Дом оказался последним на улице, уходящей в никуда, и, как водится, за пару участков до него асфальт закончился. Больше всего меня потрясло то, что с фасада строение совершенно скрывал высоченный забор из зеленого рифленого железа, который неожиданно обрывался через несколько метров, открывая вид на голое поле, поросшее цветущей сурепкой. Из-за забора доносился лязг и грохот металла. Я постучал ногой в наглухо запертые ворота без видимых отверстий.

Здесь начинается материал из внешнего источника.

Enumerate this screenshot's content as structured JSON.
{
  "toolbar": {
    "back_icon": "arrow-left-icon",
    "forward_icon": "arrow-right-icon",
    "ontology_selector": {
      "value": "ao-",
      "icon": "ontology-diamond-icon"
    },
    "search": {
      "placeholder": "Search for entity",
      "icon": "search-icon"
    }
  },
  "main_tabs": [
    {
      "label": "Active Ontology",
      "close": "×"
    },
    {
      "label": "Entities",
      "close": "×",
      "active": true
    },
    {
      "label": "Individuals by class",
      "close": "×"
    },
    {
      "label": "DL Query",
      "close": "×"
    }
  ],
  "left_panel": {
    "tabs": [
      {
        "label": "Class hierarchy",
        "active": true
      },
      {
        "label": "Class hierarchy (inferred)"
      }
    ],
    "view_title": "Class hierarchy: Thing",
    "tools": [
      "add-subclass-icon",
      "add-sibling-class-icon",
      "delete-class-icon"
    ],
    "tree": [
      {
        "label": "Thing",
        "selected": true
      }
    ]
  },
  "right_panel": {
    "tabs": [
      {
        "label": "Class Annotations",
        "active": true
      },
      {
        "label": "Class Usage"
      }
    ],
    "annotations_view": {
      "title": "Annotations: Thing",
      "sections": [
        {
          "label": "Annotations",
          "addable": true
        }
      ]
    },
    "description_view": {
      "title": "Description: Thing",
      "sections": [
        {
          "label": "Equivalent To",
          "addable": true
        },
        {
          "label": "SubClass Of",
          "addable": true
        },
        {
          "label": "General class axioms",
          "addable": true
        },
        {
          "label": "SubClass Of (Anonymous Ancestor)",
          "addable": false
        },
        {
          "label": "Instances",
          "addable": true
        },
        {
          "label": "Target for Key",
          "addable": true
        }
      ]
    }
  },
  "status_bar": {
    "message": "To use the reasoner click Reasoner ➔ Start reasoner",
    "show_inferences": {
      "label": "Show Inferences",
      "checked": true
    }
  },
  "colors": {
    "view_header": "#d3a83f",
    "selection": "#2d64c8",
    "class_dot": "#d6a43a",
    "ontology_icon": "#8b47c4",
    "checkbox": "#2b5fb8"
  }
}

Калитка в них распахнулась мгновенно, и снизу вверх на меня воззрился юный джентльмен, столь чернявый, кудрявый и грязный, что невозможно было не признать в нем представителя вечно кочующего племени цыган.
– Э-э, уважаемый, тебе кого? – с наглым задором поинтересовалось дитя природы и, моментально сменив интонацию, привычно заныло: —Ой, дядя хороший, дай мне на хлеб, на еду, мамка болеет…
– Курить нечего, на мотоцикл не хватает? – добавил я и, отстранив бедром бойкого пацана, прошел во двор по склизкой доске, переброшенной через смачную глинистую лужу.
Мальчонка хотел было что-то добавить, но вдруг осекся и ринулся вперед. Подрезав меня возле крыльца, он вдруг заголосил:
– Нэ, чавалы 48! Ой, тетя Роза, к тебе пришли. Ой, гаджо 49 пришел. А дел те марег 50, принесла нелегкая…
В ответ на вопли цыганенка лязг и грохот стихли, а из-за дома немедленно высыпала куча детей в драной одежде с чужого плеча.
Я огляделся и обнаружил поблизости от недостроенного гаража стоящий прямо в поле обязательный белый «мерседес», который, весело препираясь, мыли цыганки лет двенадцати-пятнадцати от роду. Солнышко блестело на полированных боках механического коня, посверкивало над оцинкованной крышей дома и, стекая с водосточных труб, било мне прямо в левый глаз. Я прищурился.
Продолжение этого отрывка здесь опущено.